Saul Williams
Record review
Reviewed by Robert Gabriel, Fri., Oct. 15, 2004

Saul Williams
(Fader Label) "Got a list of demands written on the palm of my hands, I ball my fist and you're gonna know where I stand." Saul Williams, a spoken word poet, rabble rouser, philosopher, and MC, formulates an insurrection of rhymes designed to rescind the self-defeating worldview of those "emitting at a lesser frequency." Joining forces with Zach de la Rocha on "Act III Scene 2 (Shakespeare)" the incendiary duo spits "for the hated, the reviled, the unrefined, the no ones, the nobodies, the last in line." Illustrating hip-hop's catalytic potential as a vessel for revolutionary thought, Williams is emphatic in his supposition that the reconstructive nature of his chosen art form implies a struggle for improvement.
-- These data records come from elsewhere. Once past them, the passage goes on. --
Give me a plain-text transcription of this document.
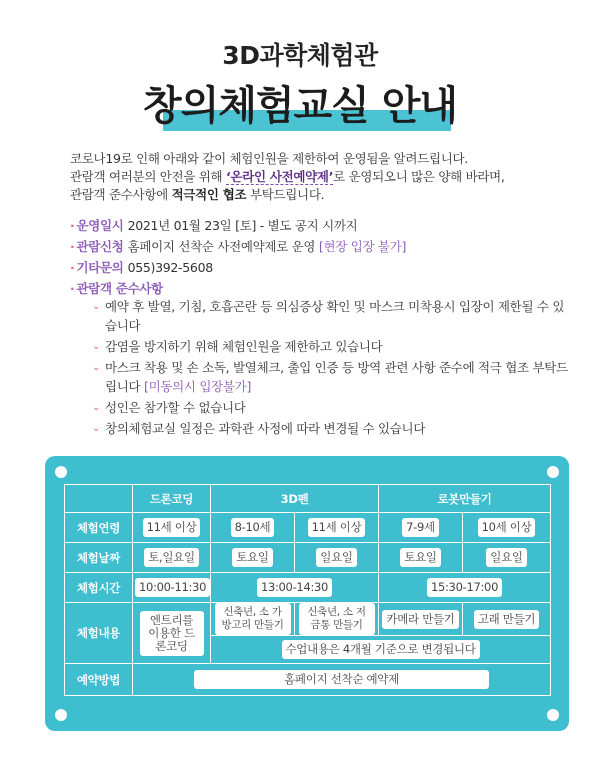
3D과학체험관
창의체험교실 안내
코로나19로 인해 아래와 같이 체험인원을 제한하여 운영됨을 알려드립니다.
관람객 여러분의 안전을 위해 ‘온라인 사전예약제’로 운영되오니 많은 양해 바라며,
관람객 준수사항에 적극적인 협조 부탁드립니다.
· 운영일시 2021년 01월 23일 [토] - 별도 공지 시까지
· 관람신청 홈페이지 선착순 사전예약제로 운영 [현장 입장 불가]
· 기타문의 055)392-5608
· 관람객 준수사항
⌄ 예약 후 발열, 기침, 호흡곤란 등 의심증상 확인 및 마스크 미착용시 입장이 제한될 수 있습니다
⌄ 감염을 방지하기 위해 체험인원을 제한하고 있습니다
⌄ 마스크 착용 및 손 소독, 발열체크, 출입 인증 등 방역 관련 사항 준수에 적극 협조 부탁드립니다 [미동의시 입장불가]
⌄ 성인은 참가할 수 없습니다
⌄ 창의체험교실 일정은 과학관 사정에 따라 변경될 수 있습니다
	드론코딩	3D펜		로봇만들기	
체험연령	11세 이상	8-10세	11세 이상	7-9세	10세 이상
체험날짜	토,일요일	토요일	일요일	토요일	일요일
체험시간	10:00-11:30	13:00-14:30		15:30-17:00	
체험내용	엔트리를 이용한 드론코딩	신축년, 소 가방고리 만들기	신축년, 소 저금통 만들기	카메라 만들기	고래 만들기
		수업내용은 4개월 기준으로 변경됩니다			
예약방법	홈페이지 선착순 예약제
Social, psychological, and cultural mores are run through a ringer of rap transformed as punk, metal, and jungle with Williams self-producing much of his own inflammatory cache. As the fragmented cadence of "African Student Movement" jostles the mind into a dauntless march, the spirits of Marcus Garvey, Kwame Nkrumah, and Bob Marley lock arms in confident concurrence. Dub-wise in its dankness, "PG" defiantly proclaims "I ain't got no bullets and I ain't bullet proof, and you can take aim, but you can't kill the truth." A self-contained séance of earthly experience, "Notice of Eviction" presents a pensive dirge as a focal point for calculated re-evaluation. Thinking deeply used to be as much fun as moshing, remember? Bomb Squad in its approach with Buddha in its heart, this self-titled follow-up to 2001's Amethyst Rock Star piles provocative firepower on top of instinctive, intelligent release.